The Silk Road was a channel for cultural exchanges between China and the West in ancient times, in which glass was a valuable material evidence of early trade. Early glass was often made into beaded ornaments in West Asia and Egypt, and was introduced to China. After absorbing its technology, China ancient glass used local materials, so it was similar to foreign glass products in appearance, but its chemical composition was different.
The main raw material of glass is quartz sand, and the main chemical component is silicon dioxide (SiO2). Due to the high melting point of pure quartz sand, in order to reduce the melting temperature, flux should be added during refining. In ancient times, plant ash, trona, saltpeter and lead ore were commonly used, and limestone was added as a stabilizer, which was converted into calcium oxide (CaO) after calcination.
The main chemical composition of the added flux is different. For example, lead-barium glass is added with lead ore as a flux in the firing process, and the contents of lead oxide (PbO) and barium oxide (BaO) are high, so it is usually considered as a glass variety invented by China himself. The glass of Chu culture is mainly lead-barium glass.
Potassium glass is mainly popular in Lingnan, Southeast Asia and Indian regions, with plant ash and other high-potassium substances as flux.
There are a lot of information about ancient glass products in China. Archaeologists divide these cultural relics into high-potassium glass and lead-barium glass according to their chemical composition and other detection methods. The classification information of these cultural relics is given, and the proportion of the corresponding main components is given (spaces indicate that this component has not been detected).
The characteristics of these data are compositional, that is, the cumulative sum of each component proportion should be 100%, but due to the detection method and other reasons, the cumulative sum of its component proportion may not be 100%. In this question, the data with the cumulative sum of component proportions between 85%~ 105% are regarded as valid data. Please analyze and model your team according to the relevant data in the attachment to solve the following problems:
Question 1: analyze the relationship between the surface weathering of these glass relics and their glass types, patterns and colors; Combined with the types of glass, the statistical law of weathering chemical composition content on the surface of cultural relics samples is analyzed, and the chemical composition content before weathering is predicted according to the weathering point detection data.
Solution: (1) This problem is a typical statistical analysis problem. Surface weathering, its glass type, decoration and color are all factors. Therefore, to analyze the relationship between them, chi-square test, contingency table analysis, mosaic visualization and other intuitive analysis methods should be adopted. And correspondence analysis is not suitable for features with a few factors.
(2) According to the types of glass, the statistical law of weathering chemical composition content on the surface of cultural relics samples is analyzed. This can be analyzed by analysis of variance. For example, the following analysis results, the proportion of each situation is clear at a glance, can be analyzed accordingly, and then further multi-factor analysis of variance for quantitative analysis.
To predict the chemical composition content before weathering, a corresponding regression prediction model or parameter estimation model can be established.

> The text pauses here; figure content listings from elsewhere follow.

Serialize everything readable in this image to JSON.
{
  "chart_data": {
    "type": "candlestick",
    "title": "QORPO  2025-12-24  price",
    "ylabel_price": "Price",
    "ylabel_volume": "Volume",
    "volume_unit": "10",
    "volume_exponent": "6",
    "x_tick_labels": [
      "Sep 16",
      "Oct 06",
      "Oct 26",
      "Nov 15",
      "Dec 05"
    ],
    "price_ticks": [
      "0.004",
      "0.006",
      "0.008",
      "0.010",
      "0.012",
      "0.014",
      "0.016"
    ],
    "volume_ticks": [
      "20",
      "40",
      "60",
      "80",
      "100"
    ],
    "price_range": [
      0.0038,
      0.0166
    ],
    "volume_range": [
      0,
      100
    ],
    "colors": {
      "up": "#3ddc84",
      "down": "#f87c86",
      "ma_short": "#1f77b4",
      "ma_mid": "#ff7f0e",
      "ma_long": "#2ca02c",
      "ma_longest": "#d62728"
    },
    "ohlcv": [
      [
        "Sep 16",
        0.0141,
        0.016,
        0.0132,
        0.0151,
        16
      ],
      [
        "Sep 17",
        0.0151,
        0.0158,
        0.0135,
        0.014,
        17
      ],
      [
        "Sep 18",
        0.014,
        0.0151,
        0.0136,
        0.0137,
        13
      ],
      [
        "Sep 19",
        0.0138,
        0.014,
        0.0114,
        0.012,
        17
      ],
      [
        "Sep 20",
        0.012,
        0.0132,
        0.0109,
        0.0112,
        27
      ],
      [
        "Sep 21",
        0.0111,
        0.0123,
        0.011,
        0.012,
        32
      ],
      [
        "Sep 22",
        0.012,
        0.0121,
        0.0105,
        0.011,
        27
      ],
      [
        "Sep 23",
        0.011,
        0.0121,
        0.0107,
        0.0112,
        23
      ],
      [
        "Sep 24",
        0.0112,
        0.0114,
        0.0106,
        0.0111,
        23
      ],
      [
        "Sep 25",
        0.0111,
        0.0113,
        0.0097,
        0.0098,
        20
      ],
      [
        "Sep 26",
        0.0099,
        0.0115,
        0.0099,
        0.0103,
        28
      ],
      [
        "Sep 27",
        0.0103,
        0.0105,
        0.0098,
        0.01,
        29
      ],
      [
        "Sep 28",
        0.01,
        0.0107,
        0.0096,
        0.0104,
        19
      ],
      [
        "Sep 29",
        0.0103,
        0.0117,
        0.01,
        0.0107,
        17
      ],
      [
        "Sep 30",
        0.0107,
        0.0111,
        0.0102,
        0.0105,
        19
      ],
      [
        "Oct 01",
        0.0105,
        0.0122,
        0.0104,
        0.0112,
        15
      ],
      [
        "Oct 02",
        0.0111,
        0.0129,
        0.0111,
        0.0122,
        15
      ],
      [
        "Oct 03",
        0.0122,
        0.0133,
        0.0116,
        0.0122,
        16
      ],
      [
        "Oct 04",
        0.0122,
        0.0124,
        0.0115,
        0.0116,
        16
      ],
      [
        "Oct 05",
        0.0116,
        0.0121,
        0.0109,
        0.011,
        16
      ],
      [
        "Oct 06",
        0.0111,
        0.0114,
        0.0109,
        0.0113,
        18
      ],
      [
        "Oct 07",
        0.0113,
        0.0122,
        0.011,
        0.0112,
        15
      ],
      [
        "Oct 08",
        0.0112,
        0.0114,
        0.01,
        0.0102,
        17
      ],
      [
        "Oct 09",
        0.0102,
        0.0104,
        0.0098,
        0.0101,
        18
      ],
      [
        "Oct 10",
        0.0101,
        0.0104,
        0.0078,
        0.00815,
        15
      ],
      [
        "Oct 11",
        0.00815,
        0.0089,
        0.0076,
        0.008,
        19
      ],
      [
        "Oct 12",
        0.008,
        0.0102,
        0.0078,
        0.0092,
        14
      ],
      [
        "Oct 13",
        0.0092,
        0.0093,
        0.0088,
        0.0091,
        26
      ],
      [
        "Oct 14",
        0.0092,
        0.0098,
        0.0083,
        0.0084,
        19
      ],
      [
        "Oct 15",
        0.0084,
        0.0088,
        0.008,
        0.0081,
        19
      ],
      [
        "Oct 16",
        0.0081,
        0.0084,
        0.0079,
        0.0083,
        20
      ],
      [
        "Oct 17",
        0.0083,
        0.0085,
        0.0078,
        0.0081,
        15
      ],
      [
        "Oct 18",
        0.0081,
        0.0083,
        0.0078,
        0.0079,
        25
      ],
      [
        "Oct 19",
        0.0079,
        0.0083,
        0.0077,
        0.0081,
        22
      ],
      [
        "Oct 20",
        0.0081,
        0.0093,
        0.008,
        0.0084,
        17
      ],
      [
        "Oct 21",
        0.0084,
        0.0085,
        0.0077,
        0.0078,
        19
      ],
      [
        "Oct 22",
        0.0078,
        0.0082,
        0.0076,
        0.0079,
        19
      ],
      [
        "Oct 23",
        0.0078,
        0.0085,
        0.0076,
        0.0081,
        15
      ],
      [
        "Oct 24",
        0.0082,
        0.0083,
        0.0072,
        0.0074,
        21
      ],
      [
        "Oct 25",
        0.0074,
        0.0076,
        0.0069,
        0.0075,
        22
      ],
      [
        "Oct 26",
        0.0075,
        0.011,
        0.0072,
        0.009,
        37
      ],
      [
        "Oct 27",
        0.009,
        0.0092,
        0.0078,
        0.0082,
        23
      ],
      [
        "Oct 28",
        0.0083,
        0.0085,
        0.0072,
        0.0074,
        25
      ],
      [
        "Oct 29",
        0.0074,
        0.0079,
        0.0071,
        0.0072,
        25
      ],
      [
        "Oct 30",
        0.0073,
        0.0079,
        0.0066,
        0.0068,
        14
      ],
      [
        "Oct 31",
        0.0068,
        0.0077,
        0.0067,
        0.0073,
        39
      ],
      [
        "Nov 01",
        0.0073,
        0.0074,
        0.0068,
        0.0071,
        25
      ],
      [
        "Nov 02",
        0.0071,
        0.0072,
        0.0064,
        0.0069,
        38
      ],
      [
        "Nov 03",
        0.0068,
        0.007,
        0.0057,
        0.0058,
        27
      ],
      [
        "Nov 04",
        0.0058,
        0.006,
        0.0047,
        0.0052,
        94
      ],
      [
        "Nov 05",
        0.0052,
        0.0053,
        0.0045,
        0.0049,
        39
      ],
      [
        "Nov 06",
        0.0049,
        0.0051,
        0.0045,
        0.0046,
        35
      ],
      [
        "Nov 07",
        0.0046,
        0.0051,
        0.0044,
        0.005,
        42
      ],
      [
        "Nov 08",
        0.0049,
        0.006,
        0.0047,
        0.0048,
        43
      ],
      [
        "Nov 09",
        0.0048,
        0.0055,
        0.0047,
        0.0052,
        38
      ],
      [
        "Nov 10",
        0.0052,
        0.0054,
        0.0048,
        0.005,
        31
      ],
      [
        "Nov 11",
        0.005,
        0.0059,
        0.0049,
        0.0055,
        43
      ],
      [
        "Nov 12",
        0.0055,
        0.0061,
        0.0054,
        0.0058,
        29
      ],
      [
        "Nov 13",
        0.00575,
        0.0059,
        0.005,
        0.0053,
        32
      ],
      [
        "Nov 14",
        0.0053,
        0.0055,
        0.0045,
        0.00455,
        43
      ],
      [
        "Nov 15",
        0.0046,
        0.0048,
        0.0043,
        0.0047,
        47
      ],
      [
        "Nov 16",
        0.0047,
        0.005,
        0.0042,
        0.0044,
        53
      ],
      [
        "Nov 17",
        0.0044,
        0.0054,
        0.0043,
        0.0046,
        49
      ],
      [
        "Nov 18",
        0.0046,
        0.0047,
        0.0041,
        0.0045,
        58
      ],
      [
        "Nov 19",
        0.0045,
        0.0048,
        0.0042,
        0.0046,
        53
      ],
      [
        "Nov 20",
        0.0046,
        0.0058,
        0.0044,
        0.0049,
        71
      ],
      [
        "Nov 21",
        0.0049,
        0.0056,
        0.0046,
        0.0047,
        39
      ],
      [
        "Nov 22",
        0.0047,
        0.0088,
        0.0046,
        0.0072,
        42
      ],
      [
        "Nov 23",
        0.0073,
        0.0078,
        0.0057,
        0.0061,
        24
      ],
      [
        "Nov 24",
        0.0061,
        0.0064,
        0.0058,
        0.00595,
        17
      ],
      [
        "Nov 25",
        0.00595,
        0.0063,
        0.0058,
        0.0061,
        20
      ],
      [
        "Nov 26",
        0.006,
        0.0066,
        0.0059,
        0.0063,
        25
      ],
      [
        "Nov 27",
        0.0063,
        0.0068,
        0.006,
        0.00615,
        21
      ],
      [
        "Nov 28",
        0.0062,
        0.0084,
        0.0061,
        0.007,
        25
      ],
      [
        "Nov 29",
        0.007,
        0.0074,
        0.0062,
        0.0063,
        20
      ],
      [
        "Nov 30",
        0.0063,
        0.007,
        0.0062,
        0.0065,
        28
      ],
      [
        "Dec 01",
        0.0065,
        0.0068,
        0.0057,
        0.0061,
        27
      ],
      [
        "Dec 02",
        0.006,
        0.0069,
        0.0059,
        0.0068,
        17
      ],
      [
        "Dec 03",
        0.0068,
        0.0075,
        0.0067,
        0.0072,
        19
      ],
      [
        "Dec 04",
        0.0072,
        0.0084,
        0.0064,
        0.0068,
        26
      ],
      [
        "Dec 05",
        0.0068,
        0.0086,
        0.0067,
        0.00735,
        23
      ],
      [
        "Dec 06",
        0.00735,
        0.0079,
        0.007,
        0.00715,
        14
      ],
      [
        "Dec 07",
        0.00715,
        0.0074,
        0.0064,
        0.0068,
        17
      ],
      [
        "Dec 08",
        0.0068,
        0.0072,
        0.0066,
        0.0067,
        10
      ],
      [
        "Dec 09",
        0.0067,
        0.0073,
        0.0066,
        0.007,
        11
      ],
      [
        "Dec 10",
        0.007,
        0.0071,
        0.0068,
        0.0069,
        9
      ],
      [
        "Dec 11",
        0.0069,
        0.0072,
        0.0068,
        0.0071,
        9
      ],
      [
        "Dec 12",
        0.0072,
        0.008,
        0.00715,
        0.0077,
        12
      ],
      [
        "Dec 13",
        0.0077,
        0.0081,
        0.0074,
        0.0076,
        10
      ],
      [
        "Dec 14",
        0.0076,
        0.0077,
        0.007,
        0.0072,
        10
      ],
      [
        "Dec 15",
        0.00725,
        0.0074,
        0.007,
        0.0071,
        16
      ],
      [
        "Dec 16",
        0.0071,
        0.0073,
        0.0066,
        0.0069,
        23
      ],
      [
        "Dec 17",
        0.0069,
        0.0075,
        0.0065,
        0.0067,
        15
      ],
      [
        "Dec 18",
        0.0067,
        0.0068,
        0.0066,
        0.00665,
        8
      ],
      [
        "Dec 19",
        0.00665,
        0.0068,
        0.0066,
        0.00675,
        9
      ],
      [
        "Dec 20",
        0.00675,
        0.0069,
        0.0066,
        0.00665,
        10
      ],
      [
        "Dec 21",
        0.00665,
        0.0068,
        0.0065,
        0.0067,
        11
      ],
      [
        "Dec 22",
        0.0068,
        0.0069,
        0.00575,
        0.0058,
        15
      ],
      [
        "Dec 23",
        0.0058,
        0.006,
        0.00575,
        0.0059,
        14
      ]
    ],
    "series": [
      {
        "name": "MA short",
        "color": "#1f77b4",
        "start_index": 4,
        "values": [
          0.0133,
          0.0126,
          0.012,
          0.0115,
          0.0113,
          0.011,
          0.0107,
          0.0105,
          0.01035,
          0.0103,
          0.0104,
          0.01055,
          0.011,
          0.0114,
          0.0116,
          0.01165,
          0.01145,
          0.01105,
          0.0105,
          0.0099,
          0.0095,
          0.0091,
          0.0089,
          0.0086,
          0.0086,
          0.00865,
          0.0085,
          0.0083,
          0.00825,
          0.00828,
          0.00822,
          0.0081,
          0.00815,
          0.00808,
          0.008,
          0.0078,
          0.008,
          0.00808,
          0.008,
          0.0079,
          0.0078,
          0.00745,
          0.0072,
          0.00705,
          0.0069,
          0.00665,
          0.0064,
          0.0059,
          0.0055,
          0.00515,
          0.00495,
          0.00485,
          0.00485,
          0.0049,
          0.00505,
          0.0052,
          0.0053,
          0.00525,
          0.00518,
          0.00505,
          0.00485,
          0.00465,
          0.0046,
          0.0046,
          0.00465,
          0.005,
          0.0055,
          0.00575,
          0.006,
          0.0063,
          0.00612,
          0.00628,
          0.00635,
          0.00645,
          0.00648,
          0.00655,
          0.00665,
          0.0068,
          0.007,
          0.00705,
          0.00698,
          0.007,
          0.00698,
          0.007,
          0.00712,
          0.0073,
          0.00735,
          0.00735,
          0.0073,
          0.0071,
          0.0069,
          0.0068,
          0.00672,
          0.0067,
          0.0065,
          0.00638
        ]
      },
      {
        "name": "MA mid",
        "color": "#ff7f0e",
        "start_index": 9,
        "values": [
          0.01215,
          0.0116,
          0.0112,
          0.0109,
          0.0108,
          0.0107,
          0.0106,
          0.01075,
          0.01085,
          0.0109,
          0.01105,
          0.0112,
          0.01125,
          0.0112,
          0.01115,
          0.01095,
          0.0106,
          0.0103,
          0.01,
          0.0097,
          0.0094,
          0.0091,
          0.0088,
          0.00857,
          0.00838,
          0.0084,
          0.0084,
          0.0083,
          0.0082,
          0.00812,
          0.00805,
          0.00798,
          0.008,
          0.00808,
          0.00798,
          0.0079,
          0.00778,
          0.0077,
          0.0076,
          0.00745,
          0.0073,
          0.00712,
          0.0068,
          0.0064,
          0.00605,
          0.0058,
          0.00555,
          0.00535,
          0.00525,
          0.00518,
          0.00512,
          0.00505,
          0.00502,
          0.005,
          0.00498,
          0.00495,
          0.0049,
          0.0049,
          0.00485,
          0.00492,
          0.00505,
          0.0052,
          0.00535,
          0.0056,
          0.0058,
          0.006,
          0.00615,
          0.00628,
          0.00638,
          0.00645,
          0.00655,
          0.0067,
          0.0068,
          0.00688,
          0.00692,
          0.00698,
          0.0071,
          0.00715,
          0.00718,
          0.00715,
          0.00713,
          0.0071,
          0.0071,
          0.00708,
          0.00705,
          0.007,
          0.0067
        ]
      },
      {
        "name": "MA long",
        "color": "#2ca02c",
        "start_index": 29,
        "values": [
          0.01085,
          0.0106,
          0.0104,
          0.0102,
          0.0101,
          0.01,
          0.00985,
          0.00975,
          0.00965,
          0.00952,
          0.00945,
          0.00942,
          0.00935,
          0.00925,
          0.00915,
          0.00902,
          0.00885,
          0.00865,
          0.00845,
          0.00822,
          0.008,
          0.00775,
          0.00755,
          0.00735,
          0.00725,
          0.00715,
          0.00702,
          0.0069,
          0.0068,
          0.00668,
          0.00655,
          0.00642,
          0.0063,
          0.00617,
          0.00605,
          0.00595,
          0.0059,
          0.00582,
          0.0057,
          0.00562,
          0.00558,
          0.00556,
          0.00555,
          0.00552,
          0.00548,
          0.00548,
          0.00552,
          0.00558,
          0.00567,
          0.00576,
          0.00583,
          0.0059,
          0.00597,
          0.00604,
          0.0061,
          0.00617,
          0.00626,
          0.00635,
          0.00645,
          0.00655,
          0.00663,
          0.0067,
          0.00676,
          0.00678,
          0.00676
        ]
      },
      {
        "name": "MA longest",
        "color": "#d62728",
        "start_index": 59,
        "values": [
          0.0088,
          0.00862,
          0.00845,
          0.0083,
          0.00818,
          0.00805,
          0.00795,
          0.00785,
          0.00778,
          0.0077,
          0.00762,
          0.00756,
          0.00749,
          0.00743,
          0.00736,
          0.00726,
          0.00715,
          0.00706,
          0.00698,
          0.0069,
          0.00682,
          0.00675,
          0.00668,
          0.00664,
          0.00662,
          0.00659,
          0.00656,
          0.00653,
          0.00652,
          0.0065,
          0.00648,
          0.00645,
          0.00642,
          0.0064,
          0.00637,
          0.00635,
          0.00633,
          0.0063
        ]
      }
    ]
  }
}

Question 2: Analyze the classification rules of high-potassium glass and lead-barium glass according to the attached data; For each category, the appropriate chemical components are selected for classification, the specific classification methods and results are given, and the rationality and sensitivity of the classification results are analyzed.
Solution: (1) Analyze the classification law. This question is relatively simple. With the help of some data visualization methods, we can find the laws of data.
(2) For each category, select appropriate chemical components and classify them into subclasses. Subclassification is essentially a data clustering problem. Some feature selection or feature extraction methods can be used to process and transform the features of the data (there are many methods), thus clustering the data more conveniently.
There are also many methods to cluster data, and different sub-classification results may be obtained by combining different methods. Rationality and sensitivity analysis can be expressed more intuitively through numerical quantification and visualization. Cluster evaluation usually uses contour coefficient, gap statistics and so on. For example, the analysis results shown in the figure below.
Question 3: Analyze the chemical composition of unknown glass relics in Annex Table 3, identify their types, and analyze the sensitivity of classification results.
Solution: Predict the data categories in Table 3. This is a classification problem, and the corresponding classification model can be established. There are many simple or complex methods, which are displayed in the provided programs. Decision tree, random forest, support vector machine, neural network and so on will do. But the classification accuracy of different algorithms is different.
Question 4: According to different kinds of glass cultural relics samples, analyze the correlation between their chemical components and compare the differences between different kinds of chemical components.
Solution: Analyze the correlation between chemical components. This is a problem of correlation analysis, such as correlation analysis, regression analysis, machine learning regression and other algorithms, which can make corresponding predictions. It can be used to analyze a single chemical component and also to analyze the association of multiple chemical components. This difference can be compared and analyzed with the previous analysis results.
According to the analysis results, the differences can be summarized and counted.